The Palace at Knossos (ca. 1700-1400 BCE) was the first in the long file of spacious royal masons. The prehistoric Aegean people used to live in small and simple structures (70). Being rebuilt after the fire, the New Palace at Knossos was larger and occupied a few levels. The palatial complex covered a large territory and was centered around the central court (this concept was later used for both Greek and Roman architecture for residential buildings). The structure has premises for various purposes such as ceremonial and official rooms, storerooms, and residential rooms for royalty. One of the areas is of unknown origin with steps on both sides that could be seats being 'a possible forerunner of the later Greek theater'; (71). The Palace at Knossos looked stable and substantial with thick bright red columns and cushionlike capitals (71).

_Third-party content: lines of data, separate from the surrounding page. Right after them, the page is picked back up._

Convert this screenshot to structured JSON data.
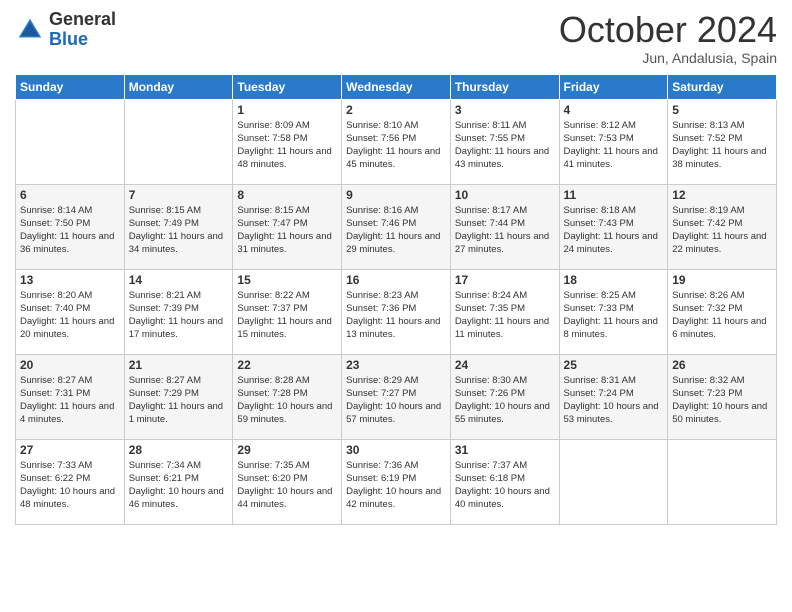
{
  "logo": {
    "general": "General",
    "blue": "Blue"
  },
  "header": {
    "month": "October 2024",
    "location": "Jun, Andalusia, Spain"
  },
  "weekdays": [
    "Sunday",
    "Monday",
    "Tuesday",
    "Wednesday",
    "Thursday",
    "Friday",
    "Saturday"
  ],
  "weeks": [
    [
      {
        "day": "",
        "info": ""
      },
      {
        "day": "",
        "info": ""
      },
      {
        "day": "1",
        "info": "Sunrise: 8:09 AM\nSunset: 7:58 PM\nDaylight: 11 hours and 48 minutes."
      },
      {
        "day": "2",
        "info": "Sunrise: 8:10 AM\nSunset: 7:56 PM\nDaylight: 11 hours and 45 minutes."
      },
      {
        "day": "3",
        "info": "Sunrise: 8:11 AM\nSunset: 7:55 PM\nDaylight: 11 hours and 43 minutes."
      },
      {
        "day": "4",
        "info": "Sunrise: 8:12 AM\nSunset: 7:53 PM\nDaylight: 11 hours and 41 minutes."
      },
      {
        "day": "5",
        "info": "Sunrise: 8:13 AM\nSunset: 7:52 PM\nDaylight: 11 hours and 38 minutes."
      }
    ],
    [
      {
        "day": "6",
        "info": "Sunrise: 8:14 AM\nSunset: 7:50 PM\nDaylight: 11 hours and 36 minutes."
      },
      {
        "day": "7",
        "info": "Sunrise: 8:15 AM\nSunset: 7:49 PM\nDaylight: 11 hours and 34 minutes."
      },
      {
        "day": "8",
        "info": "Sunrise: 8:15 AM\nSunset: 7:47 PM\nDaylight: 11 hours and 31 minutes."
      },
      {
        "day": "9",
        "info": "Sunrise: 8:16 AM\nSunset: 7:46 PM\nDaylight: 11 hours and 29 minutes."
      },
      {
        "day": "10",
        "info": "Sunrise: 8:17 AM\nSunset: 7:44 PM\nDaylight: 11 hours and 27 minutes."
      },
      {
        "day": "11",
        "info": "Sunrise: 8:18 AM\nSunset: 7:43 PM\nDaylight: 11 hours and 24 minutes."
      },
      {
        "day": "12",
        "info": "Sunrise: 8:19 AM\nSunset: 7:42 PM\nDaylight: 11 hours and 22 minutes."
      }
    ],
    [
      {
        "day": "13",
        "info": "Sunrise: 8:20 AM\nSunset: 7:40 PM\nDaylight: 11 hours and 20 minutes."
      },
      {
        "day": "14",
        "info": "Sunrise: 8:21 AM\nSunset: 7:39 PM\nDaylight: 11 hours and 17 minutes."
      },
      {
        "day": "15",
        "info": "Sunrise: 8:22 AM\nSunset: 7:37 PM\nDaylight: 11 hours and 15 minutes."
      },
      {
        "day": "16",
        "info": "Sunrise: 8:23 AM\nSunset: 7:36 PM\nDaylight: 11 hours and 13 minutes."
      },
      {
        "day": "17",
        "info": "Sunrise: 8:24 AM\nSunset: 7:35 PM\nDaylight: 11 hours and 11 minutes."
      },
      {
        "day": "18",
        "info": "Sunrise: 8:25 AM\nSunset: 7:33 PM\nDaylight: 11 hours and 8 minutes."
      },
      {
        "day": "19",
        "info": "Sunrise: 8:26 AM\nSunset: 7:32 PM\nDaylight: 11 hours and 6 minutes."
      }
    ],
    [
      {
        "day": "20",
        "info": "Sunrise: 8:27 AM\nSunset: 7:31 PM\nDaylight: 11 hours and 4 minutes."
      },
      {
        "day": "21",
        "info": "Sunrise: 8:27 AM\nSunset: 7:29 PM\nDaylight: 11 hours and 1 minute."
      },
      {
        "day": "22",
        "info": "Sunrise: 8:28 AM\nSunset: 7:28 PM\nDaylight: 10 hours and 59 minutes."
      },
      {
        "day": "23",
        "info": "Sunrise: 8:29 AM\nSunset: 7:27 PM\nDaylight: 10 hours and 57 minutes."
      },
      {
        "day": "24",
        "info": "Sunrise: 8:30 AM\nSunset: 7:26 PM\nDaylight: 10 hours and 55 minutes."
      },
      {
        "day": "25",
        "info": "Sunrise: 8:31 AM\nSunset: 7:24 PM\nDaylight: 10 hours and 53 minutes."
      },
      {
        "day": "26",
        "info": "Sunrise: 8:32 AM\nSunset: 7:23 PM\nDaylight: 10 hours and 50 minutes."
      }
    ],
    [
      {
        "day": "27",
        "info": "Sunrise: 7:33 AM\nSunset: 6:22 PM\nDaylight: 10 hours and 48 minutes."
      },
      {
        "day": "28",
        "info": "Sunrise: 7:34 AM\nSunset: 6:21 PM\nDaylight: 10 hours and 46 minutes."
      },
      {
        "day": "29",
        "info": "Sunrise: 7:35 AM\nSunset: 6:20 PM\nDaylight: 10 hours and 44 minutes."
      },
      {
        "day": "30",
        "info": "Sunrise: 7:36 AM\nSunset: 6:19 PM\nDaylight: 10 hours and 42 minutes."
      },
      {
        "day": "31",
        "info": "Sunrise: 7:37 AM\nSunset: 6:18 PM\nDaylight: 10 hours and 40 minutes."
      },
      {
        "day": "",
        "info": ""
      },
      {
        "day": "",
        "info": ""
      }
    ]
  ]
}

The citadel at Tiryns reminds more prehistoric megalithic constructions rather than early Greek architecture. However, it was built around 1400-1200 BCE and because of its uniqueness was called Cyclopean masonry. The citadel of Tiryns features thick walls made with huge stones and served for the fortification purposes. One part of the citadel has a long gallery of two walls of gigantic stones with no mortar which were levered inward to form a vault (77). Inside, the main room is preceded by the vestibule with columns. It was the forerunner of the Greek temple structure.
With a time difference of a millennium, the Greek Parthenon looks lighter and more elegant than the Palace at Knossos. Unlike the Palace at Knossos made with rough fieldstones and clay, Parthenon was built with marble. The system of ideal proportions was applied to create a harmonious design from all sides. For example, architects mathematically calculated the length-width ratio of the cella, the stylobate, and the temple, the distance between the centers of two adjacent columns in proportion to the columns' diameter, and so forth. However, despite it Parthenon has a lot of deviations from the norm. For example, 'the corner columns of the temple should be thicker because they are surrounded by light and would otherwise appear thinner than their neighbors'; (72).